Published: 14th February 2019
Prejudice is a great barrier to inclusion: Pranab Mukherjee
Talking on the subject Education architecture for an inclusive India, Mukherjee recommended that we give due recognition to cultural, technological and traditional skills
Being inclusive and accepting of every single Indian - with all their plurality and differences and faiths - is not a choice, but a dictum, said former President of India, Bharat Ratna Pranab Mukherjee. Speaking at the inaugural session of TNIE'S ThinkEdu Conclave in Chennai on Wednesday, Mukherjee said, "Inclusion and Inclusivity is not a matter of choice for us. It is our more than five-millennium old legacy – our Karma as well as our Dharma. As the inheritors of the philosophy of “‘Sarve Sukhina Bhavantu’, ‘Sarvodaya’ and ‘Antodaya’”, we as a nation are bound by inclusion – be it social, economic or political."
Talking on the subject Education architecture for an inclusive India, Mukherjee recommended that we give due recognition to cultural, technological and traditional skills, promote scientific temper among the youngsters, to set up more innovation clubs and tinkering labs in schools and colleges. Governor of Tamil Nadu, Banwarilal Purohit was the chief guest and formally inaugurated the conclave. TNIE Editorial Director Prabhu Chawla introduced the speakers.

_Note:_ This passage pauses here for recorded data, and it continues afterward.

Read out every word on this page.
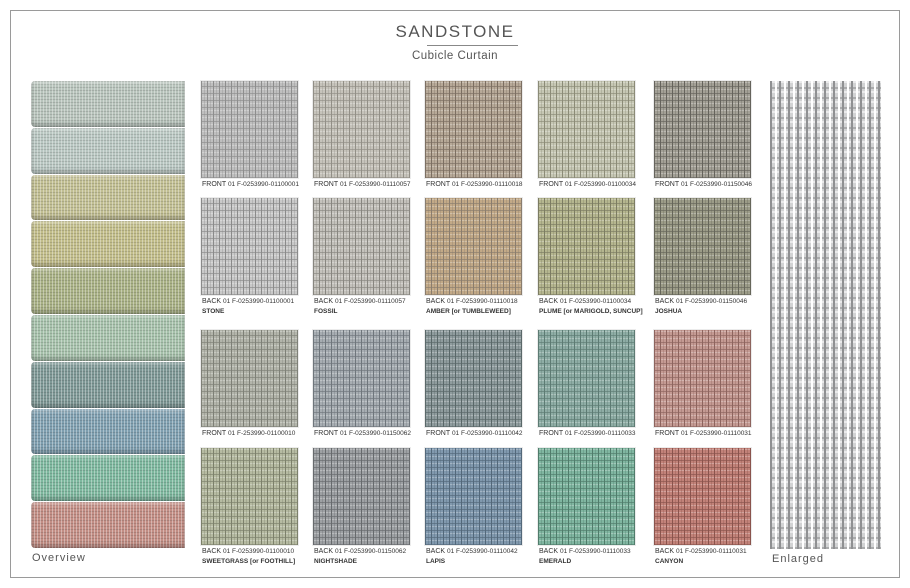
SANDSTONE
Cubicle Curtain
Overview
FRONT 01 F-0253990-01100001 FRONT 01 F-0253990-01110057 FRONT 01 F-0253990-01110018 FRONT 01 F-0253990-01100034	FRONT 01 F-0253990-01150046
BACK 01 F-0253990-01100001
STONE
BACK 01 F-0253990-01110057
FOSSIL
BACK 01 F-0253990-01110018
AMBER [or TUMBLEWEED]
BACK 01 F-0253990-01100034
PLUME [or MARIGOLD, SUNCUP]
BACK 01 F-0253990-01150046
JOSHUA
FRONT 01 F-253990-01100010	FRONT 01 F-0253990-01150062 FRONT 01 F-0253990-01110042 FRONT 01 F-0253990-01110033	FRONT 01 F-0253990-01110031
BACK 01 F-0253990-01100010
SWEETGRASS [or FOOTHILL]
BACK 01 F-0253990-01150062
NIGHTSHADE
BACK 01 F-0253990-01110042
LAPIS
BACK 01 F-0253990-01110033
EMERALD
BACK 01 F-0253990-01110031
CANYON	Enlarged
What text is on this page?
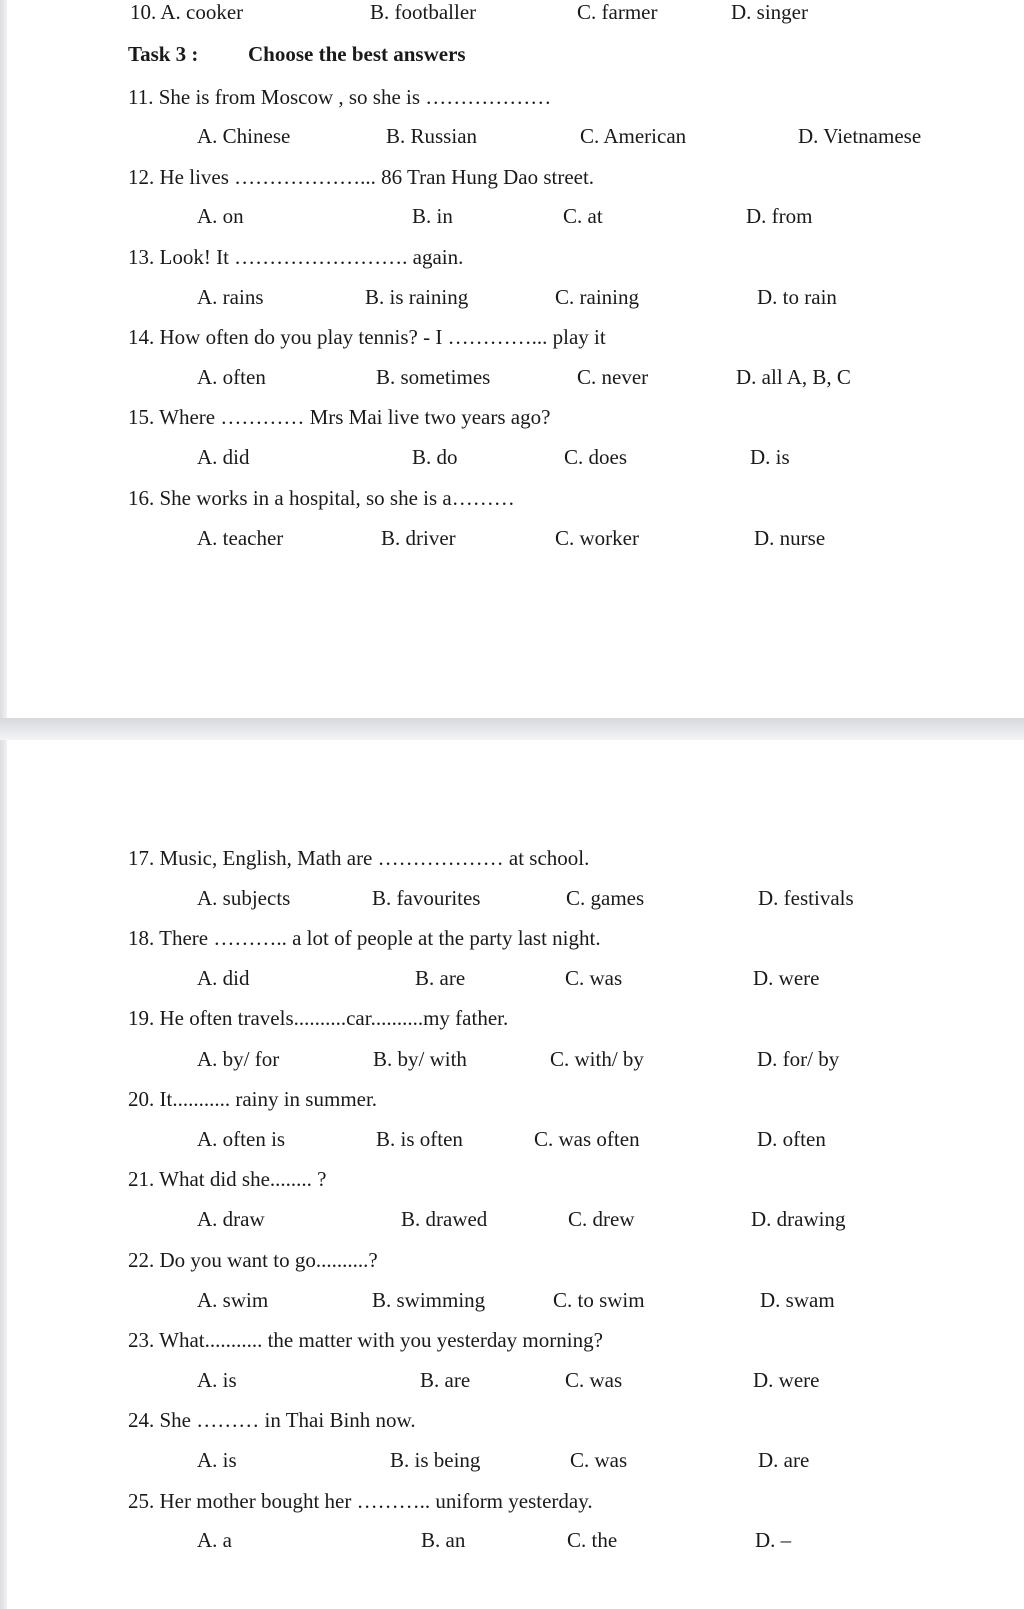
10. A. cooker	B. footballer	C. farmer	D. singer
Task 3 : Choose the best answers
11. She is from Moscow , so she is ………………
A. Chinese	B. Russian	C. American	D. Vietnamese
12. He lives ………………... 86 Tran Hung Dao street.
A. on	B. in	C. at	D. from
13. Look! It ……………………. again.
A. rains	B. is raining	C. raining	D. to rain
14. How often do you play tennis? - I …………... play it
A. often	B. sometimes	C. never	D. all A, B, C
15. Where ………… Mrs Mai live two years ago?
A. did	B. do	C. does	D. is
16. She works in a hospital, so she is a………
A. teacher	B. driver	C. worker	D. nurse
17. Music, English, Math are ……………… at school.
A. subjects	B. favourites	C. games	D. festivals
18. There ……….. a lot of people at the party last night.
A. did	B. are	C. was	D. were
19. He often travels..........car..........my father.
A. by/ for	B. by/ with	C. with/ by	D. for/ by
20. It........... rainy in summer.
A. often is	B. is often	C. was often	D. often
21. What did she........ ?
A. draw	B. drawed	C. drew	D. drawing
22. Do you want to go..........?
A. swim	B. swimming	C. to swim	D. swam
23. What........... the matter with you yesterday morning?
A. is	B. are	C. was	D. were
24. She ……… in Thai Binh now.
A. is	B. is being	C. was	D. are
25. Her mother bought her ……….. uniform yesterday.
A. a	B. an	C. the	D. –
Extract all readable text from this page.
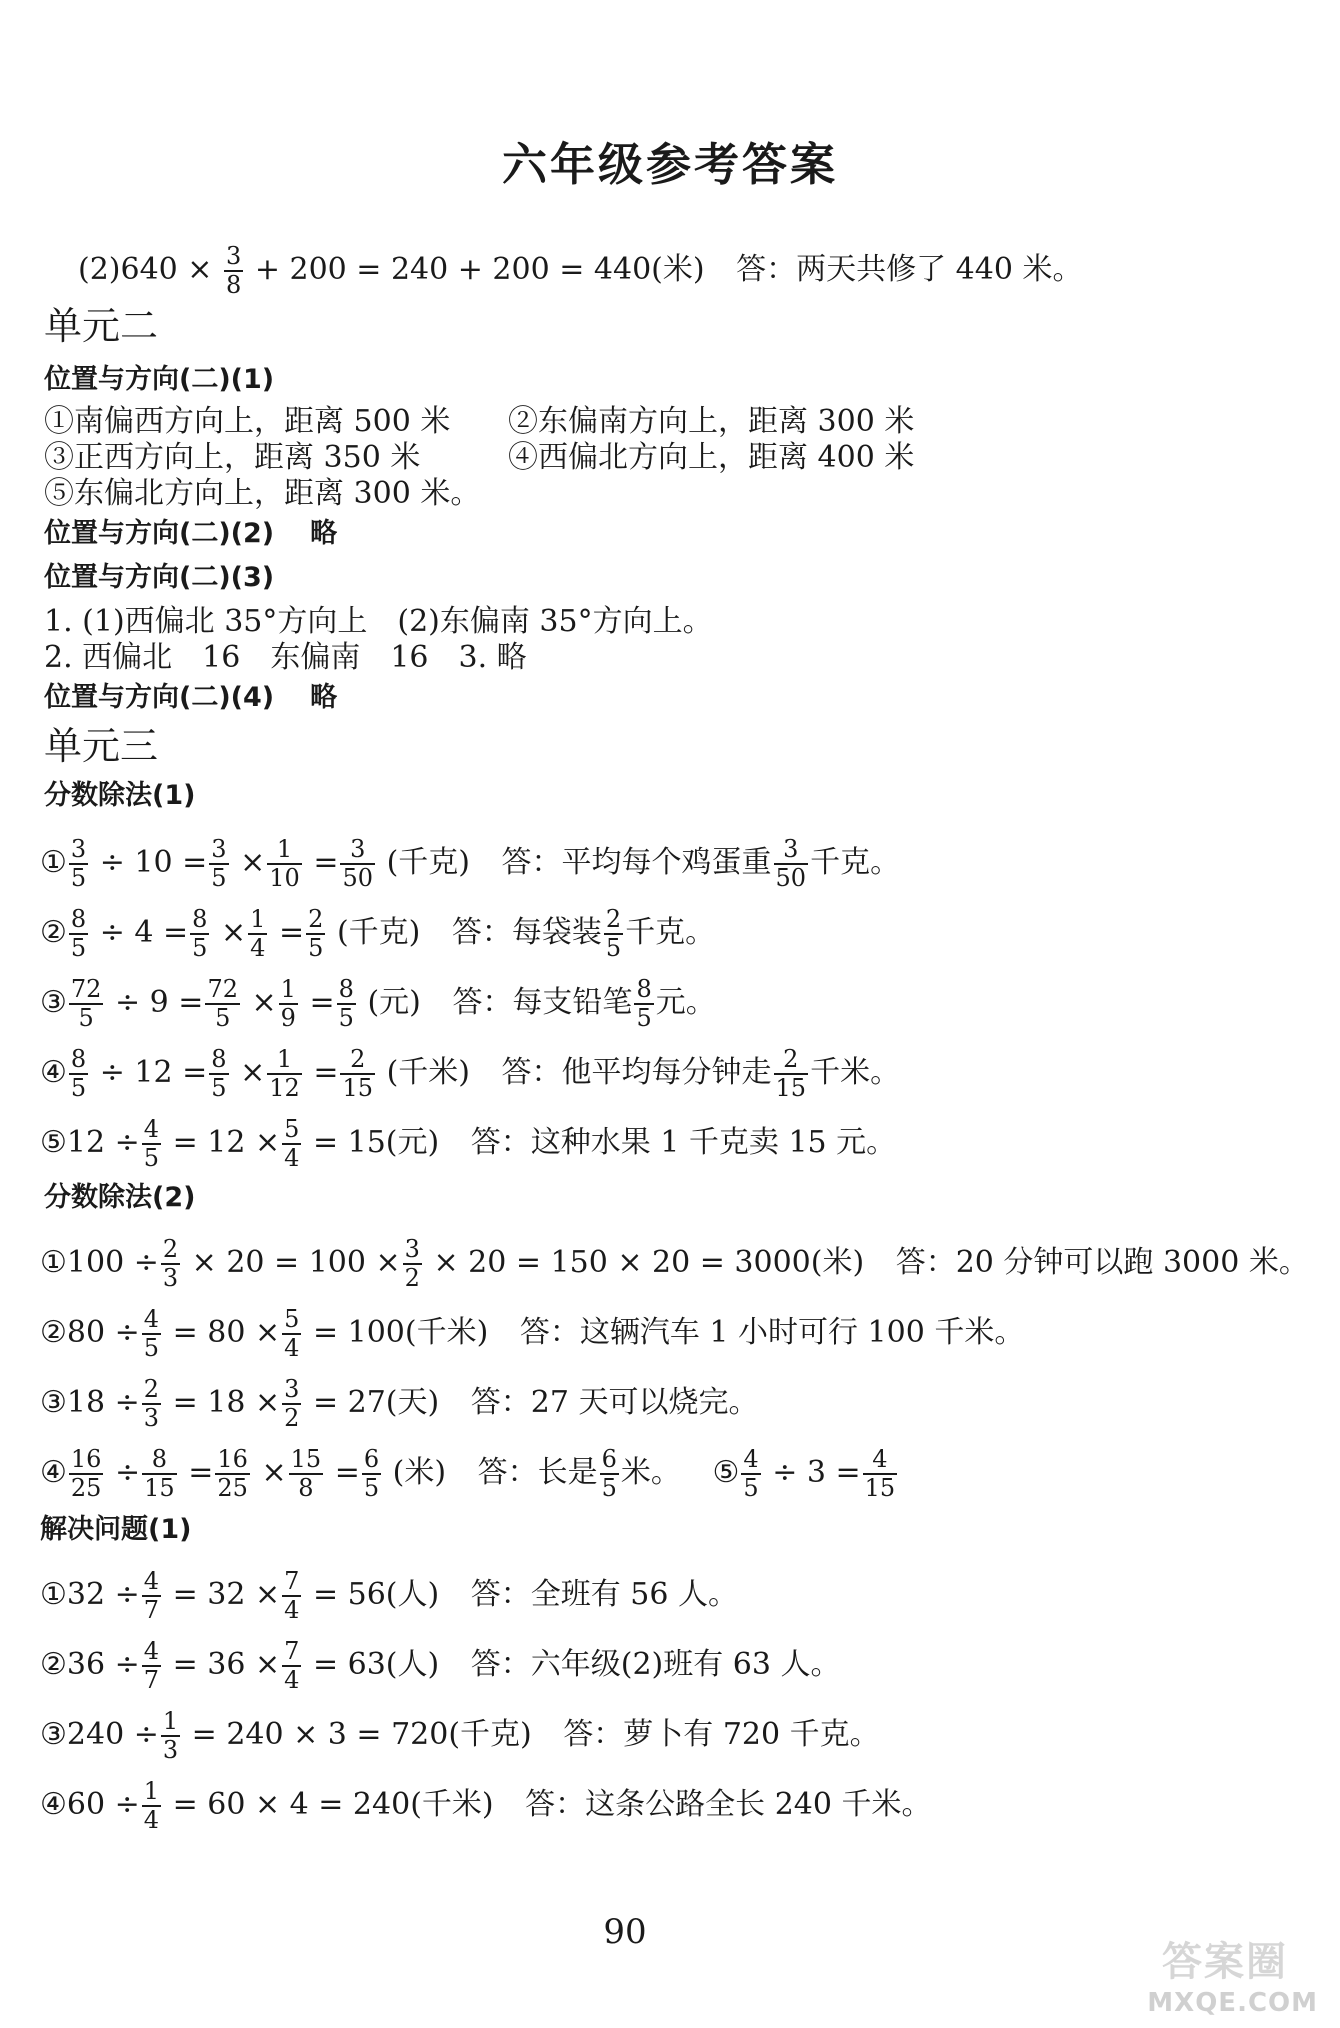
六年级参考答案
$(2)640 \times \frac{3}{8} + 200 = 240 + 200 = 440$(米) 答：两天共修了 440 米。
单元二
位置与方向(二)(1)
①南偏西方向上，距离 500 米 ②东偏南方向上，距离 300 米
③正西方向上，距离 350 米	④西偏北方向上，距离 400 米
⑤东偏北方向上，距离 300 米。
位置与方向(二)(2) 略
位置与方向(二)(3)
1. (1)西偏北 35°方向上　(2)东偏南 35°方向上。
2. 西偏北　16　东偏南　16　3. 略
位置与方向(二)(4) 略
单元三
分数除法(1)
① $\frac{3}{5} \div 10 = \frac{3}{5} \times \frac{1}{10} = \frac{3}{50}$ (千克) 答：平均每个鸡蛋重 $\frac{3}{50}$ 千克。
② $\frac{8}{5} \div 4 = \frac{8}{5} \times \frac{1}{4} = \frac{2}{5}$ (千克) 答：每袋装 $\frac{2}{5}$ 千克。
③ $\frac{72}{5} \div 9 = \frac{72}{5} \times \frac{1}{9} = \frac{8}{5}$ (元) 答：每支铅笔 $\frac{8}{5}$ 元。
④ $\frac{8}{5} \div 12 = \frac{8}{5} \times \frac{1}{12} = \frac{2}{15}$ (千米) 答：他平均每分钟走 $\frac{2}{15}$ 千米。
⑤12 ÷ $\frac{4}{5} = 12 \times \frac{5}{4} = 15$(元) 答：这种水果 1 千克卖 15 元。
分数除法(2)
①100 ÷ $\frac{2}{3} \times 20 = 100 \times \frac{3}{2} \times 20 = 150 \times 20 = 3000$(米) 答：20 分钟可以跑 3000 米。
②80 ÷ $\frac{4}{5} = 80 \times \frac{5}{4} = 100$(千米) 答：这辆汽车 1 小时可行 100 千米。
③18 ÷ $\frac{2}{3} = 18 \times \frac{3}{2} = 27$(天) 答：27 天可以烧完。
④ $\frac{16}{25} \div \frac{8}{15} = \frac{16}{25} \times \frac{15}{8} = \frac{6}{5}$ (米) 答：长是 $\frac{6}{5}$ 米。 ⑤ $\frac{4}{5} \div 3 = \frac{4}{15}$
解决问题(1)
①32 ÷ $\frac{4}{7} = 32 \times \frac{7}{4} = 56$(人) 答：全班有 56 人。
②36 ÷ $\frac{4}{7} = 36 \times \frac{7}{4} = 63$(人) 答：六年级(2)班有 63 人。
③240 ÷ $\frac{1}{3} = 240 \times 3 = 720$(千克) 答：萝卜有 720 千克。
④60 ÷ $\frac{1}{4} = 60 \times 4 = 240$(千米) 答：这条公路全长 240 千米。
90
答案圈
MXQE.COM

Reflecting on the need to be tolerant towards dissent, he said, "We are not only to be tolerant of difference and dissent but understanding and respectful towards all diversity. We are one because we are diverse," and went on to add, "I want to share with you some truths that I have internalised during my fifty-year long public life. The soul of India resides in pluralism and tolerance. This plurality of our society has come through assimilation of ideas over centuries. Secularism and inclusion are a matter of faith for us. It is our composite culture which makes us into one nation. India’s nationhood is not One Language, One Religion, One Enemy."
On the occasion, Mukherjee also expressed his concern over the present education system in the country. He pointed out that the education system is not an inclusive one. “According to the 2011 Census, there has been an 8.66% growth in the literacy rate in India. But we need to honestly answer if this growth rate has been inclusive,” said Mukherjee.
Though a lot of people have objected to characterising the average Indian as a Bharatiya, because of the contention that it tended to hyper-nationalism, Mukherjee, a career congressman before he became President pushed for a more unifying plank when he said, "It is the ‘Perennial Universalism’ of 1.3 billion people who use more than 122 languages and 1600 dialects in their everyday lives, practice 7 major religions, belong to 3 major ethnic groups – Caucasians, Mongoloids, and Dravidians live under one system, one flag and one identity of being ‘Bhartiya’ and have ‘No Animosity Towards Any’. That is what makes Bharat a diverse and united nation."
Ever the witty elocutor, Mukherjee cited an example of how inclusivity began in the smallest of ways, he said, "Prejudice is a great barrier to inclusion. India is a land of vast diversity. This diversity and plurality is an integral part of this nation, as they are an integral part of our heritage. As I speak to you, it is possible that some of my words may not be internalised. However, your desire to hear my suggestion is truly exemplary of inclusion."
And he added a bit of advice for every student, "Knowledge helps one understand of exclusion. It can understand your difficulty in acceptance. Yet, it can provoke you to become a world citizen."
“We will soon have one of the youngest populations anywhere in the world. Are we teaching them to be the kind of Indians who will make our country more developed, prosperous and proud? Does this growth rate also apply to all those who could not gain access to basic education? ,” added Mukherjee. He exhorted people to pass on knowledge with insight, impart lessons with foresight, foster innovation with patience and feed patriotism with renewed passion.